Part One

I am always trying to get Leah to smell my stinky armpits, but she always refuses. Yes, this is the selfish woman I am married to. I don’t understand why she doesn’t want to share in the magic smells of my body.

Last week, while I was sick with the worst stomach flu in memory, I was having a shower and trying to wash the sickness away when Leah came into the bathroom to collect my dirty clothes because she was doing a load of laundry. She grabbed up my clothes, but stopped once she got to my hoodie and asked, “Is this clean?”

“Yes, I think so.” I really thought so. She sniffed it and made an awful retching sound.

“I just put it on today, so I didn’t realize it would smell bad.”

“Well, it does. I’m washing it. I think the flu has made you smellier.”

As I finished shampooing my hair it occurred to me that I had just unintentionally tricked Leah into essentially smelling my armpits and I made a vow then—next time it will be intentional.

Part Two

Again last week while sick, I was pouring myself a glass of ginger ale (Canada Dry, to be precise) to hopefully calm the angry stomach gods with this root-beverage sacrifice.
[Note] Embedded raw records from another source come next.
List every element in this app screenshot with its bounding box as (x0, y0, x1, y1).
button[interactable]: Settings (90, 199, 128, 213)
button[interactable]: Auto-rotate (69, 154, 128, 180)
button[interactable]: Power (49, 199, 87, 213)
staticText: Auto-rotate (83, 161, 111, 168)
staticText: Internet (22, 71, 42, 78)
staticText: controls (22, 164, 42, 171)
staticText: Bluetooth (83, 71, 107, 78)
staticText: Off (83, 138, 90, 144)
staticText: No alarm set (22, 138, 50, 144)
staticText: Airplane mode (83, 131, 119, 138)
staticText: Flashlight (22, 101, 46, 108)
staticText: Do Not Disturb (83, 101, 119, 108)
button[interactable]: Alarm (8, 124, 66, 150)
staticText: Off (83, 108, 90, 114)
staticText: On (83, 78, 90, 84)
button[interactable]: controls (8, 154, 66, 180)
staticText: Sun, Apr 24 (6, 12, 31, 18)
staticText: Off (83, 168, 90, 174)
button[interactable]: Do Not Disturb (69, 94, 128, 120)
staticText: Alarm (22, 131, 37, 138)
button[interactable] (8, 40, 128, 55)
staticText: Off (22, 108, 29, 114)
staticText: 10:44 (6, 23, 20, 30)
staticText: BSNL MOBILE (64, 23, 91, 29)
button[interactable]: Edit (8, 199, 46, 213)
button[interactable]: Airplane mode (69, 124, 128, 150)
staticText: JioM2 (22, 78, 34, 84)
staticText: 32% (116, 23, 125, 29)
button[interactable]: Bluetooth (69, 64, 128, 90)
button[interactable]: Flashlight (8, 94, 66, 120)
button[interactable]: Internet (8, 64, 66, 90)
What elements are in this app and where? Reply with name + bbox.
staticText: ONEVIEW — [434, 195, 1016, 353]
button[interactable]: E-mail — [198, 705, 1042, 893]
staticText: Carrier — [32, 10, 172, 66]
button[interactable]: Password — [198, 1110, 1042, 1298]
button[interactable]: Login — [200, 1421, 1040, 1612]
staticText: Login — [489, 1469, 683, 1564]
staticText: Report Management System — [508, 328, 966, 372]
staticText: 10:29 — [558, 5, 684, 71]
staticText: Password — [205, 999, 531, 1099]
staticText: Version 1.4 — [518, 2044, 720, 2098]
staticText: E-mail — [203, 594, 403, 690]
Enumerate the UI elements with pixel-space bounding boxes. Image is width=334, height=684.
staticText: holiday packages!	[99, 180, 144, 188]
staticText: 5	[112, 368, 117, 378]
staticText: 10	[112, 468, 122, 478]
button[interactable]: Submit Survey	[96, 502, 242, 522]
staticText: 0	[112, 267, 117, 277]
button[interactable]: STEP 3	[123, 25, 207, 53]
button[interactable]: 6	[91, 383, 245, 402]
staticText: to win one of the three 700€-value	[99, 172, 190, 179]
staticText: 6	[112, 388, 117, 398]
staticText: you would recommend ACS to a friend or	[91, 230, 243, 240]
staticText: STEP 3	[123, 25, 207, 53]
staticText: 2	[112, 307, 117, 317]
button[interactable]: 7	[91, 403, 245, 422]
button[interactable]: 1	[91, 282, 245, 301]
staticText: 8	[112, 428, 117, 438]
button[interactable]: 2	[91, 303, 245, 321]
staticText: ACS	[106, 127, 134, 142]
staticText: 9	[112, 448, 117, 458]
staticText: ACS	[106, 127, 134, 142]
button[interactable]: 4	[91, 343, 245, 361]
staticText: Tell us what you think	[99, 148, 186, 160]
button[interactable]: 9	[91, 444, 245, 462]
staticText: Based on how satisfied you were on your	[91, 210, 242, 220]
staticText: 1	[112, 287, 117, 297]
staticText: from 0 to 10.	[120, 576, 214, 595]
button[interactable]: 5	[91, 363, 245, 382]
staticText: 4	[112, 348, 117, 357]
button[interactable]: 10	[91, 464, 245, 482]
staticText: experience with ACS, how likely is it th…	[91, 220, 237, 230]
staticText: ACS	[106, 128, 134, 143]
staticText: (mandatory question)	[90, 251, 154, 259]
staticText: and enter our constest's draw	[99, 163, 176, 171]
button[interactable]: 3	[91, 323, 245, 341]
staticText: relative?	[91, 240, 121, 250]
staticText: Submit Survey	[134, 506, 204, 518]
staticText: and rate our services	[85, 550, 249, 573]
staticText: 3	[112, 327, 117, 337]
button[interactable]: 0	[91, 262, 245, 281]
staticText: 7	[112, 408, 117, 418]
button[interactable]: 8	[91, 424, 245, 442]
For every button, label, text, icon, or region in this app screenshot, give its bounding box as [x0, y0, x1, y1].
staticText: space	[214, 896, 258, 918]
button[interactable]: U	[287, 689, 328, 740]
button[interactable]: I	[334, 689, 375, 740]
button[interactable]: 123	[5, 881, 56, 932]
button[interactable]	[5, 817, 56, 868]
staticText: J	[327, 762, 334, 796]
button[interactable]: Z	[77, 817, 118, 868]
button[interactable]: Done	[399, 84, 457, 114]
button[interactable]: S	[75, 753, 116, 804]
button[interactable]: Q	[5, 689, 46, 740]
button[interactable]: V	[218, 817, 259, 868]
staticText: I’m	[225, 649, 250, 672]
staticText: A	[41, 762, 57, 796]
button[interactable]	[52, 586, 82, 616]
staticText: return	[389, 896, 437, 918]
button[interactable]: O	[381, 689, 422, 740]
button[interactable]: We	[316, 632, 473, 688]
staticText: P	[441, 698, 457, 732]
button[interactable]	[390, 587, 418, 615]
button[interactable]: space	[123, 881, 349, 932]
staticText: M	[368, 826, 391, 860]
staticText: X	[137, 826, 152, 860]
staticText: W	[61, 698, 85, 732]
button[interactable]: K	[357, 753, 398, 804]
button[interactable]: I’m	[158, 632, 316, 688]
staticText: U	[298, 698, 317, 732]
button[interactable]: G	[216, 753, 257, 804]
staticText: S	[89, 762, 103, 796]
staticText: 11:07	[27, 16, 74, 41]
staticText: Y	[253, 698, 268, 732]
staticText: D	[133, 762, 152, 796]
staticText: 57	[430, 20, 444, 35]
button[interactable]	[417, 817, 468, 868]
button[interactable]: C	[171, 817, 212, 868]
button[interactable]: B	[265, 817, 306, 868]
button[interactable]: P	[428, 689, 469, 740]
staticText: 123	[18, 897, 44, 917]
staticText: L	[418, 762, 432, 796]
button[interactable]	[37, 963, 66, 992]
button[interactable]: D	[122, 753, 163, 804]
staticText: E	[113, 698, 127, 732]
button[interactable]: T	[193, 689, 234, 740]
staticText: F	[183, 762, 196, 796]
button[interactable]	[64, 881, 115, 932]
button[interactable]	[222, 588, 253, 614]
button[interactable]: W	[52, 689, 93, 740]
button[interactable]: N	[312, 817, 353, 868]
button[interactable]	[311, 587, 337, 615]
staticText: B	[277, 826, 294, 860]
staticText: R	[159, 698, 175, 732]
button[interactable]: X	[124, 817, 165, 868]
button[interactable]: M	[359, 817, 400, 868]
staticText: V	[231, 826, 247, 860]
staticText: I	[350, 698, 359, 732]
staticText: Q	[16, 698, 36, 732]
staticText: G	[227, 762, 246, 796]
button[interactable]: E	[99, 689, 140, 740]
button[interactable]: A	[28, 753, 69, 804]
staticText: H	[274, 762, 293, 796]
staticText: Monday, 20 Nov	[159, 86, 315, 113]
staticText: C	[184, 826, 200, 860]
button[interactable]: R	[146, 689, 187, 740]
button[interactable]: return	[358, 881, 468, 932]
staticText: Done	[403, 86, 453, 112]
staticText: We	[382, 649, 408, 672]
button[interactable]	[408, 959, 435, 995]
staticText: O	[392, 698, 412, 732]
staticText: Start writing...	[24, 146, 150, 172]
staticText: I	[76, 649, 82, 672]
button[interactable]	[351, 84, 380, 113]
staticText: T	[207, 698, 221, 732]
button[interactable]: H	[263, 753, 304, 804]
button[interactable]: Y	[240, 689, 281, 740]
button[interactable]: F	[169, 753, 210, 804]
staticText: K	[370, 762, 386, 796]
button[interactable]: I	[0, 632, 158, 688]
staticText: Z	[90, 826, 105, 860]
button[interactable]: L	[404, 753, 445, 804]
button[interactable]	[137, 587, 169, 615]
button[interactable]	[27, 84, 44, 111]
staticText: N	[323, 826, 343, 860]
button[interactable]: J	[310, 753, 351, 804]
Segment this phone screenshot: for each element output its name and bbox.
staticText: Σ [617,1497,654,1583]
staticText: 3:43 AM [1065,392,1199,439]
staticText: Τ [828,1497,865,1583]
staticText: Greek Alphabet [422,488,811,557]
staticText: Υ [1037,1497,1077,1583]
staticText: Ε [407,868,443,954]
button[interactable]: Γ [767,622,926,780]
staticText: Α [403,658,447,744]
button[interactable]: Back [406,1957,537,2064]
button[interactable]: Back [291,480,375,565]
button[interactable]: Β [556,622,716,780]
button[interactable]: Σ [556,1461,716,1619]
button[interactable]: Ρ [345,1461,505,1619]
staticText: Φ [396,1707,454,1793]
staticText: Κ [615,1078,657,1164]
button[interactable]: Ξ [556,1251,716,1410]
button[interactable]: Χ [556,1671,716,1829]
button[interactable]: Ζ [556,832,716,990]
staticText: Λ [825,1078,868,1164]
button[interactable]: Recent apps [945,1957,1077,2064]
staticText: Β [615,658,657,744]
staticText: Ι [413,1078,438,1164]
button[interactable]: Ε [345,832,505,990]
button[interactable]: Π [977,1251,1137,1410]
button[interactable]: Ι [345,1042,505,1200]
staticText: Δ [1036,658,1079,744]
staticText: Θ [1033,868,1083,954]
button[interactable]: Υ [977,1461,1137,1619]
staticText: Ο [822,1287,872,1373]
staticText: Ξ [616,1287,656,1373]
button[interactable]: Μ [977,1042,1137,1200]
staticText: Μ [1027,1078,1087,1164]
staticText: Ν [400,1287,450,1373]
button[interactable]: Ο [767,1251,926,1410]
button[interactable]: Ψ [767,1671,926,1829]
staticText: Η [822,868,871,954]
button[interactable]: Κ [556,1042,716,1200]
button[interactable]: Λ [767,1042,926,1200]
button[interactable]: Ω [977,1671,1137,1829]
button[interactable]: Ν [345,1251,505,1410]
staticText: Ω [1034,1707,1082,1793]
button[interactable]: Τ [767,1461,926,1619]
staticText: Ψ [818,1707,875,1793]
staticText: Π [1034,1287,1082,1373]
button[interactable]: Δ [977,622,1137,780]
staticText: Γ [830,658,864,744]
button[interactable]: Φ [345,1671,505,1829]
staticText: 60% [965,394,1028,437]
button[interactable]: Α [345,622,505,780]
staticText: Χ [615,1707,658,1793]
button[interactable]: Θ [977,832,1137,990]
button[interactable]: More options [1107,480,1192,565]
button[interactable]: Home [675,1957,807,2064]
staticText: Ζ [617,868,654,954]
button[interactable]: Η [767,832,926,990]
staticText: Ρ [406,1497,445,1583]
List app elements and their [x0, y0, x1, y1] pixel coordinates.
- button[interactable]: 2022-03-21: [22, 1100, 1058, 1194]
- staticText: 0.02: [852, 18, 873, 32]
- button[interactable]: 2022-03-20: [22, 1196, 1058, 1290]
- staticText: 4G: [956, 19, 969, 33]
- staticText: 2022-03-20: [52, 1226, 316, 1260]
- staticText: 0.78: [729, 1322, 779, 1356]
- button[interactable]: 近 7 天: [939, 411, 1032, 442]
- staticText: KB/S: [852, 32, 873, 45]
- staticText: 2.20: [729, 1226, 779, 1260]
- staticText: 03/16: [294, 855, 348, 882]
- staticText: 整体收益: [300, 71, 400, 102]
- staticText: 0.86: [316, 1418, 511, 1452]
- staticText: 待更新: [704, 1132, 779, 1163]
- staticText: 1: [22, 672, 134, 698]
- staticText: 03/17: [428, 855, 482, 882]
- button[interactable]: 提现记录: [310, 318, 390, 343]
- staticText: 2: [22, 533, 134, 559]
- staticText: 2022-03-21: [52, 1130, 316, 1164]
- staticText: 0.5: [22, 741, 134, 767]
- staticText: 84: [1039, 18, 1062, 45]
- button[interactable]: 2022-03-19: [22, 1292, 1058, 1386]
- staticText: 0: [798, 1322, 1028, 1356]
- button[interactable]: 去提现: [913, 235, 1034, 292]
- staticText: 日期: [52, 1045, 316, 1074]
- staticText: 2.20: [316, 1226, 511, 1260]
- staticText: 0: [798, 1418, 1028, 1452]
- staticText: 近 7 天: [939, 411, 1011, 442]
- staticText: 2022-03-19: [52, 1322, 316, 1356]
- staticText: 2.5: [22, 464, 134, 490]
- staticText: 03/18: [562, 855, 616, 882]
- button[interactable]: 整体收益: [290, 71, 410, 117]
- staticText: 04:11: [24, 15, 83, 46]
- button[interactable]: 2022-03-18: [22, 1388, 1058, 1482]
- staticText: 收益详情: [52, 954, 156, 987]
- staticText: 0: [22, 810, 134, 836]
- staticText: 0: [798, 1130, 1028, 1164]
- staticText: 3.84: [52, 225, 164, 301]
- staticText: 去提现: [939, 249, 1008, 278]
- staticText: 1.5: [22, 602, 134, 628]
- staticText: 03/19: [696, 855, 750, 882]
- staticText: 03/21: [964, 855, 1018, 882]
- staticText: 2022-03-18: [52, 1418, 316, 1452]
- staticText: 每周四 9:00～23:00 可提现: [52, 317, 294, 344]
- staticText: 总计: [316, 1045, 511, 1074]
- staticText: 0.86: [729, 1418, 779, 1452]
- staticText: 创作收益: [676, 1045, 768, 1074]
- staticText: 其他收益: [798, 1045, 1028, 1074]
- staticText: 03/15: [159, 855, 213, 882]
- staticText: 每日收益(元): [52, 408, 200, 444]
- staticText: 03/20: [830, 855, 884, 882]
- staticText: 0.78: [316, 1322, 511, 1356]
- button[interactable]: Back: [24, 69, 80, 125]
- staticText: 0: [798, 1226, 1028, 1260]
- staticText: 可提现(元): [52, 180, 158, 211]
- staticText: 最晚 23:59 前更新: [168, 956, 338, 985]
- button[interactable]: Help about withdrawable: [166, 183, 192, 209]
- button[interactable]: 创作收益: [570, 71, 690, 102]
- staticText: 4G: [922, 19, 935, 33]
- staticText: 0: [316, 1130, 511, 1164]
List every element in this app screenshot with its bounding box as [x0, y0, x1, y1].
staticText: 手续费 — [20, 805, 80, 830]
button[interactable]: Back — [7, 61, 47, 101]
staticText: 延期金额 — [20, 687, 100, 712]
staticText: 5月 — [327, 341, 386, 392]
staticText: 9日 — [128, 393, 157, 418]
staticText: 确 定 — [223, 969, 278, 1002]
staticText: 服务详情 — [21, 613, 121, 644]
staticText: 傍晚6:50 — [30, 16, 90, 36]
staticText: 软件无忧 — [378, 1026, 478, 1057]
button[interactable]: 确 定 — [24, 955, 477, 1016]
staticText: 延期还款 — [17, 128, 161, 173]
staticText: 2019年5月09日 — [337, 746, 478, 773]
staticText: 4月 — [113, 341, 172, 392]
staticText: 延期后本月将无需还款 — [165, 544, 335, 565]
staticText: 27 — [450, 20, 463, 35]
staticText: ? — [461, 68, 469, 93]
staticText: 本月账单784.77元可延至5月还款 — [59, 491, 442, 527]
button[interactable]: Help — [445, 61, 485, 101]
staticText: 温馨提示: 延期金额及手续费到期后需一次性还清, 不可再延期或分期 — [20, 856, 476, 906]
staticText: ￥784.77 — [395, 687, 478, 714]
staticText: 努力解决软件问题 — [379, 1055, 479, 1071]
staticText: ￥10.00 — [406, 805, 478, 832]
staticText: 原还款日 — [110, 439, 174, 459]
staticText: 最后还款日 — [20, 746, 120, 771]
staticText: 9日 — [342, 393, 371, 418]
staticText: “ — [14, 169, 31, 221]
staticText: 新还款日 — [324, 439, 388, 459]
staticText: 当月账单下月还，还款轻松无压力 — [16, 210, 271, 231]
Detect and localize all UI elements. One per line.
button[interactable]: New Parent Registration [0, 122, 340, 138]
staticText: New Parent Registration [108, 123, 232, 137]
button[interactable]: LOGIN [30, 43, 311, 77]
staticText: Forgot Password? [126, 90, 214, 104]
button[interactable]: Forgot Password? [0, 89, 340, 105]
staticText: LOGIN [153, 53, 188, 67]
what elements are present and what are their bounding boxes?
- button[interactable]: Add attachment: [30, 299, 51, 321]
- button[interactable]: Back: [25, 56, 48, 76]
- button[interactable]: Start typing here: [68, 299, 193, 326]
It was a newly opened bottle, but another bottle must have broke at the store because there was sticky syrup all over the outside and my fingers got sticky as a result.

While pouring I thought, “This sticky bottle is the worst. I better not spill and make my glass sticky.” At that exact moment, the fizz poured over the lip of my glass and down the sides. I quickly wiped off my glass but the damage was done. It was sticky.